Rahman Mohammad, Teng Shyh Wei, Murshed Manzur, Paul Manoranjan, Brennan David
Institute of Innovation, Science and Sustainability, Federation University Australia, University Drive, Mt Helen, VIC 3350, Australia.
Cooperative Research Centre for High Performance Soils, Callaghan, NSW 2308, Australia.
Sensors (Basel). 2024 Dec 4;24(23):7771. doi: 10.3390/s24237771.
Hyperspectral band selection algorithms are crucial for processing high-dimensional data, which enables dimensionality reduction, improves data analysis, and enhances computational efficiency. Among these, attention-based algorithms have gained prominence by ranking bands based on their discriminative capability. However, they require a large number of model parameters, which increases the need for extensive training data. To address this challenge, we propose Band Selection through Discrete Relaxation (BSDR), a novel deep learning-based algorithm. BSDR reduces the number of learnable parameters by focusing solely on the target bands, which are typically far fewer than the original bands, thus resulting in a data-efficient configuration that minimizes training data requirements and reduces training time.
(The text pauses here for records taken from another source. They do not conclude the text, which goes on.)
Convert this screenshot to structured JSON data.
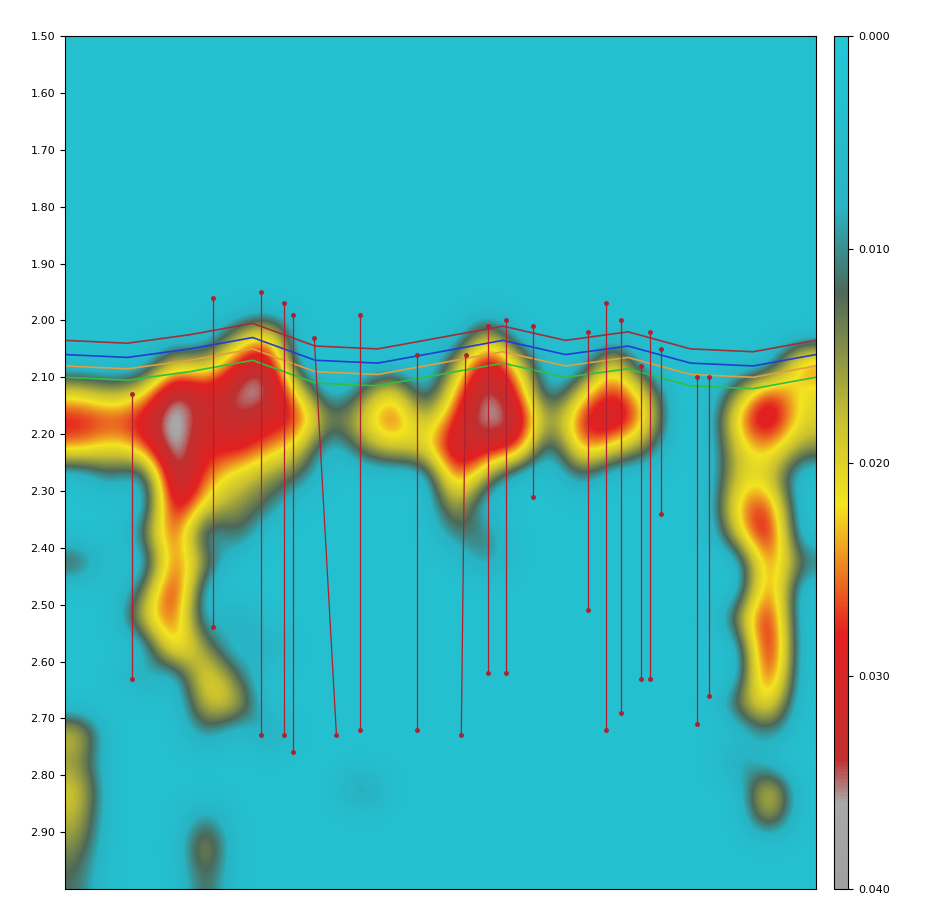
{
  "chart_data": {
    "type": "heatmap",
    "xlim": [
      0,
      24
    ],
    "ylim": [
      3.0,
      1.5
    ],
    "yticks": [
      {
        "value": 1.5,
        "label": "1.50"
      },
      {
        "value": 1.6,
        "label": "1.60"
      },
      {
        "value": 1.7,
        "label": "1.70"
      },
      {
        "value": 1.8,
        "label": "1.80"
      },
      {
        "value": 1.9,
        "label": "1.90"
      },
      {
        "value": 2.0,
        "label": "2.00"
      },
      {
        "value": 2.1,
        "label": "2.10"
      },
      {
        "value": 2.2,
        "label": "2.20"
      },
      {
        "value": 2.3,
        "label": "2.30"
      },
      {
        "value": 2.4,
        "label": "2.40"
      },
      {
        "value": 2.5,
        "label": "2.50"
      },
      {
        "value": 2.6,
        "label": "2.60"
      },
      {
        "value": 2.7,
        "label": "2.70"
      },
      {
        "value": 2.8,
        "label": "2.80"
      },
      {
        "value": 2.9,
        "label": "2.90"
      }
    ],
    "tick_labels": "y",
    "color_range": [
      0,
      0.04
    ],
    "color_ticks": [
      {
        "value": 0,
        "label": "0.000"
      },
      {
        "value": 0.01,
        "label": "0.010"
      },
      {
        "value": 0.02,
        "label": "0.020"
      },
      {
        "value": 0.03,
        "label": "0.030"
      },
      {
        "value": 0.04,
        "label": "0.040"
      }
    ],
    "cells": [
      [
        0.003,
        0.003,
        0.003,
        0.003,
        0.003,
        0.003,
        0.003,
        0.003,
        0.003,
        0.003,
        0.003,
        0.003,
        0.003,
        0.003,
        0.003,
        0.003,
        0.003,
        0.003,
        0.003,
        0.003,
        0.003,
        0.003,
        0.003,
        0.003
      ],
      [
        0.003,
        0.003,
        0.003,
        0.003,
        0.003,
        0.003,
        0.003,
        0.003,
        0.003,
        0.003,
        0.003,
        0.003,
        0.003,
        0.003,
        0.003,
        0.003,
        0.003,
        0.003,
        0.003,
        0.003,
        0.003,
        0.003,
        0.003,
        0.003
      ],
      [
        0.003,
        0.003,
        0.003,
        0.003,
        0.003,
        0.003,
        0.003,
        0.003,
        0.003,
        0.003,
        0.003,
        0.003,
        0.003,
        0.003,
        0.003,
        0.003,
        0.003,
        0.003,
        0.003,
        0.003,
        0.003,
        0.003,
        0.003,
        0.003
      ],
      [
        0.003,
        0.003,
        0.003,
        0.003,
        0.003,
        0.003,
        0.003,
        0.003,
        0.003,
        0.003,
        0.003,
        0.003,
        0.003,
        0.003,
        0.003,
        0.003,
        0.003,
        0.003,
        0.003,
        0.003,
        0.003,
        0.003,
        0.003,
        0.003
      ],
      [
        0.003,
        0.003,
        0.003,
        0.003,
        0.003,
        0.003,
        0.003,
        0.003,
        0.003,
        0.003,
        0.003,
        0.003,
        0.003,
        0.003,
        0.003,
        0.003,
        0.003,
        0.003,
        0.003,
        0.003,
        0.003,
        0.003,
        0.003,
        0.003
      ],
      [
        0.003,
        0.003,
        0.003,
        0.003,
        0.003,
        0.003,
        0.003,
        0.003,
        0.003,
        0.003,
        0.003,
        0.003,
        0.003,
        0.003,
        0.003,
        0.003,
        0.003,
        0.003,
        0.003,
        0.003,
        0.003,
        0.003,
        0.003,
        0.003
      ],
      [
        0.003,
        0.003,
        0.003,
        0.003,
        0.003,
        0.003,
        0.003,
        0.003,
        0.003,
        0.003,
        0.003,
        0.003,
        0.003,
        0.003,
        0.003,
        0.003,
        0.003,
        0.003,
        0.003,
        0.003,
        0.003,
        0.003,
        0.003,
        0.003
      ],
      [
        0.003,
        0.003,
        0.003,
        0.003,
        0.003,
        0.003,
        0.003,
        0.003,
        0.003,
        0.003,
        0.003,
        0.003,
        0.003,
        0.003,
        0.003,
        0.003,
        0.003,
        0.003,
        0.003,
        0.003,
        0.003,
        0.003,
        0.003,
        0.003
      ],
      [
        0.003,
        0.003,
        0.003,
        0.003,
        0.003,
        0.003,
        0.003,
        0.003,
        0.003,
        0.003,
        0.003,
        0.003,
        0.003,
        0.003,
        0.003,
        0.003,
        0.003,
        0.003,
        0.003,
        0.003,
        0.003,
        0.003,
        0.003,
        0.003
      ],
      [
        0.003,
        0.003,
        0.003,
        0.003,
        0.003,
        0.003,
        0.003,
        0.003,
        0.003,
        0.003,
        0.003,
        0.003,
        0.003,
        0.003,
        0.003,
        0.003,
        0.003,
        0.003,
        0.003,
        0.003,
        0.003,
        0.003,
        0.003,
        0.003
      ],
      [
        0.003,
        0.003,
        0.003,
        0.003,
        0.003,
        0.015,
        0.025,
        0.003,
        0.003,
        0.003,
        0.003,
        0.003,
        0.003,
        0.02,
        0.003,
        0.003,
        0.003,
        0.003,
        0.003,
        0.003,
        0.003,
        0.003,
        0.003,
        0.003
      ],
      [
        0.003,
        0.003,
        0.003,
        0.02,
        0.015,
        0.03,
        0.036,
        0.003,
        0.003,
        0.003,
        0.003,
        0.003,
        0.015,
        0.035,
        0.02,
        0.003,
        0.003,
        0.025,
        0.003,
        0.003,
        0.003,
        0.003,
        0.003,
        0.028
      ],
      [
        0.02,
        0.015,
        0.02,
        0.038,
        0.03,
        0.036,
        0.038,
        0.02,
        0.003,
        0.012,
        0.025,
        0.003,
        0.025,
        0.038,
        0.028,
        0.003,
        0.02,
        0.03,
        0.02,
        0.003,
        0.003,
        0.015,
        0.03,
        0.02
      ],
      [
        0.03,
        0.028,
        0.03,
        0.04,
        0.03,
        0.035,
        0.03,
        0.03,
        0.012,
        0.02,
        0.03,
        0.015,
        0.03,
        0.038,
        0.035,
        0.012,
        0.03,
        0.035,
        0.025,
        0.003,
        0.003,
        0.025,
        0.035,
        0.02
      ],
      [
        0.025,
        0.02,
        0.025,
        0.04,
        0.028,
        0.03,
        0.025,
        0.02,
        0.003,
        0.015,
        0.02,
        0.02,
        0.035,
        0.03,
        0.03,
        0.003,
        0.028,
        0.02,
        0.015,
        0.003,
        0.003,
        0.02,
        0.025,
        0.015
      ],
      [
        0.003,
        0.012,
        0.003,
        0.04,
        0.025,
        0.02,
        0.015,
        0.012,
        0.003,
        0.003,
        0.003,
        0.003,
        0.03,
        0.015,
        0.003,
        0.003,
        0.012,
        0.003,
        0.003,
        0.003,
        0.003,
        0.02,
        0.02,
        0.003
      ],
      [
        0.003,
        0.003,
        0.003,
        0.035,
        0.02,
        0.015,
        0.012,
        0.003,
        0.003,
        0.003,
        0.003,
        0.003,
        0.02,
        0.003,
        0.003,
        0.003,
        0.003,
        0.003,
        0.003,
        0.003,
        0.003,
        0.025,
        0.03,
        0.003
      ],
      [
        0.003,
        0.003,
        0.012,
        0.032,
        0.003,
        0.015,
        0.003,
        0.003,
        0.003,
        0.003,
        0.003,
        0.003,
        0.012,
        0.012,
        0.003,
        0.003,
        0.003,
        0.003,
        0.003,
        0.003,
        0.003,
        0.02,
        0.035,
        0.003
      ],
      [
        0.015,
        0.003,
        0.003,
        0.03,
        0.015,
        0.003,
        0.003,
        0.003,
        0.003,
        0.003,
        0.003,
        0.003,
        0.003,
        0.012,
        0.003,
        0.003,
        0.003,
        0.003,
        0.003,
        0.003,
        0.003,
        0.003,
        0.03,
        0.012
      ],
      [
        0.003,
        0.003,
        0.012,
        0.035,
        0.003,
        0.003,
        0.003,
        0.003,
        0.003,
        0.003,
        0.003,
        0.003,
        0.003,
        0.003,
        0.003,
        0.003,
        0.003,
        0.003,
        0.003,
        0.003,
        0.003,
        0.003,
        0.032,
        0.003
      ],
      [
        0.003,
        0.003,
        0.02,
        0.03,
        0.003,
        0.012,
        0.003,
        0.003,
        0.003,
        0.003,
        0.003,
        0.003,
        0.003,
        0.003,
        0.003,
        0.003,
        0.003,
        0.003,
        0.003,
        0.003,
        0.003,
        0.015,
        0.035,
        0.003
      ],
      [
        0.003,
        0.003,
        0.003,
        0.028,
        0.015,
        0.003,
        0.012,
        0.003,
        0.003,
        0.003,
        0.003,
        0.003,
        0.003,
        0.003,
        0.003,
        0.003,
        0.003,
        0.003,
        0.003,
        0.003,
        0.003,
        0.003,
        0.038,
        0.003
      ],
      [
        0.003,
        0.003,
        0.012,
        0.003,
        0.025,
        0.012,
        0.003,
        0.003,
        0.003,
        0.003,
        0.003,
        0.003,
        0.003,
        0.003,
        0.003,
        0.003,
        0.003,
        0.003,
        0.003,
        0.003,
        0.003,
        0.003,
        0.035,
        0.003
      ],
      [
        0.003,
        0.003,
        0.003,
        0.003,
        0.02,
        0.02,
        0.003,
        0.003,
        0.003,
        0.003,
        0.003,
        0.003,
        0.003,
        0.003,
        0.003,
        0.003,
        0.003,
        0.003,
        0.003,
        0.003,
        0.003,
        0.015,
        0.025,
        0.003
      ],
      [
        0.02,
        0.003,
        0.003,
        0.003,
        0.012,
        0.003,
        0.012,
        0.003,
        0.003,
        0.003,
        0.003,
        0.003,
        0.003,
        0.003,
        0.003,
        0.003,
        0.003,
        0.003,
        0.003,
        0.003,
        0.003,
        0.003,
        0.012,
        0.003
      ],
      [
        0.015,
        0.003,
        0.003,
        0.003,
        0.003,
        0.003,
        0.003,
        0.003,
        0.003,
        0.003,
        0.003,
        0.003,
        0.003,
        0.003,
        0.003,
        0.003,
        0.003,
        0.003,
        0.003,
        0.003,
        0.003,
        0.012,
        0.003,
        0.003
      ],
      [
        0.02,
        0.003,
        0.003,
        0.003,
        0.003,
        0.003,
        0.003,
        0.003,
        0.003,
        0.015,
        0.003,
        0.003,
        0.003,
        0.003,
        0.003,
        0.003,
        0.003,
        0.003,
        0.003,
        0.003,
        0.003,
        0.003,
        0.025,
        0.003
      ],
      [
        0.018,
        0.003,
        0.003,
        0.003,
        0.012,
        0.003,
        0.003,
        0.003,
        0.003,
        0.003,
        0.003,
        0.003,
        0.003,
        0.003,
        0.003,
        0.003,
        0.003,
        0.003,
        0.003,
        0.003,
        0.003,
        0.003,
        0.02,
        0.003
      ],
      [
        0.015,
        0.003,
        0.003,
        0.003,
        0.02,
        0.003,
        0.003,
        0.003,
        0.003,
        0.003,
        0.003,
        0.003,
        0.003,
        0.003,
        0.003,
        0.003,
        0.003,
        0.003,
        0.003,
        0.003,
        0.003,
        0.003,
        0.003,
        0.003
      ],
      [
        0.012,
        0.003,
        0.003,
        0.003,
        0.015,
        0.003,
        0.003,
        0.003,
        0.003,
        0.003,
        0.003,
        0.003,
        0.003,
        0.003,
        0.003,
        0.003,
        0.003,
        0.003,
        0.003,
        0.003,
        0.003,
        0.003,
        0.003,
        0.003
      ]
    ],
    "horizon_x": [
      0,
      2,
      4,
      6,
      8,
      10,
      12,
      14,
      16,
      18,
      20,
      22,
      24
    ],
    "horizons": [
      {
        "color": "#a0303a",
        "values": [
          2.035,
          2.04,
          2.025,
          2.005,
          2.045,
          2.05,
          2.03,
          2.01,
          2.035,
          2.02,
          2.05,
          2.055,
          2.035
        ]
      },
      {
        "color": "#1f3fd0",
        "values": [
          2.06,
          2.065,
          2.05,
          2.03,
          2.07,
          2.075,
          2.055,
          2.035,
          2.06,
          2.045,
          2.075,
          2.08,
          2.06
        ]
      },
      {
        "color": "#e0a040",
        "values": [
          2.08,
          2.085,
          2.07,
          2.05,
          2.09,
          2.095,
          2.075,
          2.055,
          2.08,
          2.065,
          2.095,
          2.1,
          2.08
        ]
      },
      {
        "color": "#30c040",
        "values": [
          2.1,
          2.105,
          2.09,
          2.07,
          2.11,
          2.115,
          2.095,
          2.075,
          2.1,
          2.085,
          2.115,
          2.12,
          2.1
        ]
      }
    ],
    "wells": [
      {
        "x": [
          2.14,
          2.14
        ],
        "y": [
          2.13,
          2.63
        ]
      },
      {
        "x": [
          4.75,
          4.75
        ],
        "y": [
          1.96,
          2.54
        ]
      },
      {
        "x": [
          6.26,
          6.26
        ],
        "y": [
          1.95,
          2.73
        ]
      },
      {
        "x": [
          7.0,
          7.0
        ],
        "y": [
          1.97,
          2.73
        ]
      },
      {
        "x": [
          7.29,
          7.29
        ],
        "y": [
          1.99,
          2.76
        ]
      },
      {
        "x": [
          7.97,
          8.68
        ],
        "y": [
          2.03,
          2.73
        ]
      },
      {
        "x": [
          9.42,
          9.42
        ],
        "y": [
          1.99,
          2.72
        ]
      },
      {
        "x": [
          11.25,
          11.25
        ],
        "y": [
          2.06,
          2.72
        ]
      },
      {
        "x": [
          12.81,
          12.67
        ],
        "y": [
          2.06,
          2.73
        ]
      },
      {
        "x": [
          13.52,
          13.52
        ],
        "y": [
          2.01,
          2.62
        ]
      },
      {
        "x": [
          14.09,
          14.09
        ],
        "y": [
          2.0,
          2.62
        ]
      },
      {
        "x": [
          14.95,
          14.95
        ],
        "y": [
          2.01,
          2.31
        ]
      },
      {
        "x": [
          16.71,
          16.71
        ],
        "y": [
          2.02,
          2.51
        ]
      },
      {
        "x": [
          17.28,
          17.28
        ],
        "y": [
          1.97,
          2.72
        ]
      },
      {
        "x": [
          17.79,
          17.79
        ],
        "y": [
          2.0,
          2.69
        ]
      },
      {
        "x": [
          18.42,
          18.42
        ],
        "y": [
          2.08,
          2.63
        ]
      },
      {
        "x": [
          18.7,
          18.7
        ],
        "y": [
          2.02,
          2.63
        ]
      },
      {
        "x": [
          19.05,
          19.05
        ],
        "y": [
          2.05,
          2.34
        ]
      },
      {
        "x": [
          20.21,
          20.21
        ],
        "y": [
          2.1,
          2.71
        ]
      },
      {
        "x": [
          20.58,
          20.58
        ],
        "y": [
          2.1,
          2.66
        ]
      }
    ],
    "well_color": "#b02030",
    "marker": "o"
  }
}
The algorithm employs discrete relaxation, transforming the discrete problem of band selection into a continuous optimization task, which enables gradient-based search across the spectral dimension. Through extensive evaluations on three benchmark datasets with varying spectral dimensions and characteristics, BSDR demonstrates superior performance for both regression and classification tasks, achieving up to 25% and 34.6% improvements in overall accuracy, compared to the latest attention-based and traditional algorithms, respectively, while reducing execution time by 96.8% and 97.18%. These findings highlight BSDR's effectiveness in addressing key challenges in hyperspectral band selection.
高光谱波段选择算法对于处理高维数据至关重要,它能够实现降维、改善数据分析并提高计算效率。其中,基于注意力的算法通过根据波段的判别能力对波段进行排序而备受关注。然而,它们需要大量的模型参数,这增加了对大量训练数据的需求。为应对这一挑战,我们提出了通过离散松弛进行波段选择(BSDR),这是一种基于深度学习的新型算法。BSDR通过仅关注目标波段来减少可学习参数的数量,目标波段通常比原始波段少得多,从而形成一种数据高效的配置,将训练数据需求降至最低并减少训练时间。该算法采用离散松弛,将波段选择的离散问题转化为连续优化任务,从而能够在光谱维度上进行基于梯度的搜索。通过对三个具有不同光谱维度和特征的基准数据集进行广泛评估,BSDR在回归和分类任务中均表现出卓越性能,与最新的基于注意力的算法和传统算法相比,总体准确率分别提高了25%和34.6%,同时执行时间分别减少了96.8%和97.18%。这些发现凸显了BSDR在应对高光谱波段选择关键挑战方面的有效性。